Minister of Trade and Investment, Mr. Olusegun Aganga, has said Nigeria and Brazil would work together to double their bilateral trade volume by 2015.
The Brazilian President, Ms. Dilma Rousseff, had told journalists after a two -hour closed door meeting with her Nigerian counterpart, President Goodluck Jonathan, in Abuja, at the weekend, that the volume of trade between Brazil and Nigeria stood at $9 billion at the end of 2012.
Fielding questions from journalists after a bilateral trade meeting with the Brazilian Minister of State, Ministry of Development, Industry and Foreign Trade, Mr. Fernando Damata Pimenta, and his delegation, Aganga said the two countries had agreed to leverage their strong bilateral ties to significantly increase trade and investment inflows into both countries.
He said: "The trade volume between both countries has increased significantly over the years. Brazil is our number three trading partner in terms of crude oil exports after the United States of America and India. In terms of imports from Brazil, most of our rice, sugar and automobiles come from Brazil.
"So, Nigeria has had a good trading relationship with Brazil for a very long time now. The Brazilian Minister of State, Ministry of Development, Industry and Foreign Trade and I will work together to double the trade volume between Nigeria and Brazil by 2015."
Aganga also said Nigeria would partner Brazil in order to convert its rich raw material resources into finished products, in line with the Nigerian Industrial Revolution Plan.

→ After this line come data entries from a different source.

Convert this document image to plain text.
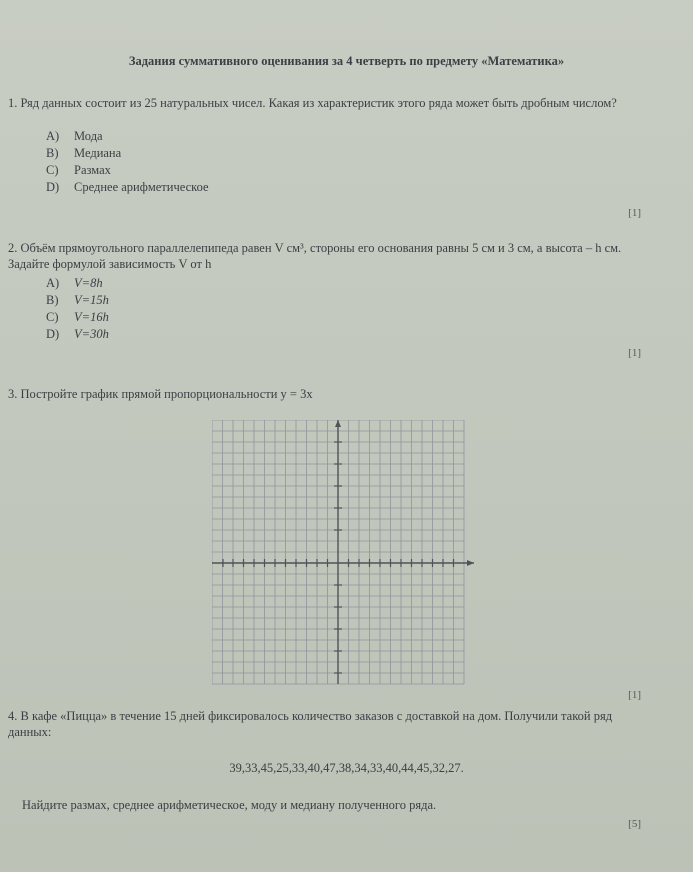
Задания суммативного оценивания за 4 четверть по предмету «Математика»
1. Ряд данных состоит из 25 натуральных чисел. Какая из характеристик этого ряда может быть дробным числом?
A)	Мода
B)	Медиана
C)	Размах
D)	Среднее арифметическое
[1]
2. Объём прямоугольного параллелепипеда равен V см³, стороны его основания равны 5 см и 3 см, а высота – h см. Задайте формулой зависимость V от h
A)	V=8h
B)	V=15h
C)	V=16h
D)	V=30h
[1]
3. Постройте график прямой пропорциональности y = 3x
[1]
4. В кафе «Пицца» в течение 15 дней фиксировалось количество заказов с доставкой на дом. Получили такой ряд данных:
39,33,45,25,33,40,47,38,34,33,40,44,45,32,27.
Найдите размах, среднее арифметическое, моду и медиану полученного ряда.
[5]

"During our meeting, we discussed our economic relationship and how we could strengthen and deepen this relationship, especially in strategic areas where we want to develop and where Brazilian companies could invest and help to develop the economy of our country. We also discussed about our Industrial Revolution Plan, through which we want to move away from a country that exports raw materials to a country that will export finished goods by developing our value chain, particularly in the sectors where we have competitive and comparative advantage.
"We also looked at how Brazil could take advantage of the huge opportunities that are yet to be fully tapped as contained in our new Sugar Master Plan. We have agreed on the next step which involves trade and investment missions from Brazil to Nigeria. Also, we are looking at setting up the Brazil Nigeria Trade and Investment Council to be able to drive trade and investment inflows into both countries," Aganga added.
The minister added that the meeting also highlighted the critical role of aviation in trade facilitation, noting that both countries were working on the possibility of having airlines travelling directly from Nigeria to Brazil in the very near future.
"Currently, it takes about 24 hours to travel to Brazil instead of about six hours. This is not good for trade and investment. We have both agreed to accelerate this and get it done as quickly as possible," he said.
In his remarks, Pimenta pointed out that Brazilian investors were eager to take advantage of the investment opportunities in Nigeria.
"Nigeria and Brazil have many things in common. Nigeria is part of our history and common future of our growth, development, peace and fraternity. Nigeria is a great nation and I feel very excited being here to discuss issues of mutual economic, trade and investment between Brazil and Nigeria," the Brazilian minister said.
The FSDH Research in its economic forecast for Nigeria, which was released last week, said that with the ongoing reforms in the power sector and the impressive growth in the non-oil potential of the country's economy, Nigeria's trade volume "is expected to jump to N35.05 trillion by the end of 2013."
The Executive Secretary, Nigerian Investment Promotion Commission (NIPC), Mr. Mustafa Bello, in a paper presented highlighted the processes of doing business in Nigeria among which he said included business registration through NIPC.
He noted that there were reforms, which have taken place in Nigeria that will aid doing business in the country, stressing that government had established two business committee for doing business
Bello said apart from population which a great factor for doing business in Nigeria the country has others which include natural resources for raw materials
"We have natural resources, also the location of the country place it safe outside natural disaster zone. The rate of investment is very high in some cases we have over 17 per cent," he stressed.
On his part, the President Nigeria-Brazil Chamber of Commerce, Emmanuel Ibru, had lamented lack of direct link between the two countries.
"There is no longer a direct link as it used to be in the past this is one of the major area that the chamber is pursuing we been working on that and we think something positive will come up on it," Ibru said.